I do miss the HEDT days. Still rocking X299 with an i9-10920X @ 4.8GHz all-core. For me though, it's less about the core count and more about the PCI-e lanes, quad-channel memory, 8 DIMM slots, an overclockable CPU, and near-Xeon stability. My Tuf X299 Mk1 board has been a beast and runs my 64GB kit of DDR4-3600 CL16 at DDR4-4000, CL16 without sweating.
My dreams for the next HEDT platform would be similar, but right now, I care more about frequency than core count. I game, run the full Adobe suite, do heavy encoding, run a few Hyper-V VMs and an NVR, all on one system. Since I game a lot, frequency is important, and all other applications can benefit from that. I don't need 64 or 96 slower cores if applications aren't going to use those cores.
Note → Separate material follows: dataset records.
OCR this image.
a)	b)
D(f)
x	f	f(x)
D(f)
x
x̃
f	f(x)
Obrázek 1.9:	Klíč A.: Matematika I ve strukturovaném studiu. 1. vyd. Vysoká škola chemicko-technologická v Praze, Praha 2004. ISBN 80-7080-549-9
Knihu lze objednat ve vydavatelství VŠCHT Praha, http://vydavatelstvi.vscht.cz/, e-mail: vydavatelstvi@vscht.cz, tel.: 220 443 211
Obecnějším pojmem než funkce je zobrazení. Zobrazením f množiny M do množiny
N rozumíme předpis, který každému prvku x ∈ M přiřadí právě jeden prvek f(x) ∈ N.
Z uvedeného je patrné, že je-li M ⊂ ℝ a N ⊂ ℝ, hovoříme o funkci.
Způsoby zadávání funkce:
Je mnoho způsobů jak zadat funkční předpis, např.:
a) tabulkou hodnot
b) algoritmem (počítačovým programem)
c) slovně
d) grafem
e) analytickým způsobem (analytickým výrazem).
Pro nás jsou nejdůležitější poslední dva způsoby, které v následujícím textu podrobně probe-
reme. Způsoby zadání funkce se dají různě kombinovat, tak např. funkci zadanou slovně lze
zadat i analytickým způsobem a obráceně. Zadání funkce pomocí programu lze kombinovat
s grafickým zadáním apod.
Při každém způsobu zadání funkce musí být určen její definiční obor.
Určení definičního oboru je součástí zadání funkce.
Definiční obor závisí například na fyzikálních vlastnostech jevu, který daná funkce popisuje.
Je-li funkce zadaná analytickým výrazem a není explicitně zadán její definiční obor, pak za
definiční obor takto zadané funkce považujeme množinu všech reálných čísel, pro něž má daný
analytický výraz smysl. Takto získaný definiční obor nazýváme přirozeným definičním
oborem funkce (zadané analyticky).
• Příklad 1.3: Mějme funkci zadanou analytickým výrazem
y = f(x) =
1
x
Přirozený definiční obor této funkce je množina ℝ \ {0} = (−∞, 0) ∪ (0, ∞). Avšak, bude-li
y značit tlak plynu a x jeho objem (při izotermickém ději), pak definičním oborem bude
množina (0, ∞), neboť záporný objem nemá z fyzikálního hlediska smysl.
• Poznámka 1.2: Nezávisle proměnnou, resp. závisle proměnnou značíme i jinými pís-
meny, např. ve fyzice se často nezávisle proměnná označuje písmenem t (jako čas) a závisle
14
Having 16-24 cores that can run 5.2+GHz stable all-core (none of those efficiency cores), non-stop, would be awesome. With the 5 NVMe drives I run (don't forget at least 4 SATA ports for HDD storage), dual 3090 GPUs, USB and audio expansion boards, capture card, I need more PCI-e lanes than Intel's puny 20 lanes. What a joke - 16+4 lanes. I know PCI-e v5 has double the bandwidth of v4 and running a GPU at x8 on v5 is totally fine, but I run my systems for 6-7 years before upgrading, and that doesn't leave much room for future upgrades or other expansion cards. I'm also not in a rush to move to 128GB RAM yet, 64GB of higher-bandwidth memory is fine for now.
Bring back enthusiast HEDT! Give us those lanes and memory bandwidth! Give us high-frequency CPU options as well as high core-count options! The way Intel has been failing, I'm likely to move to AMD, even though they aren't king in gaming, and I personally don't find AMD as stable as Intel.
One rig to rule them all, and in the darkness, bind them.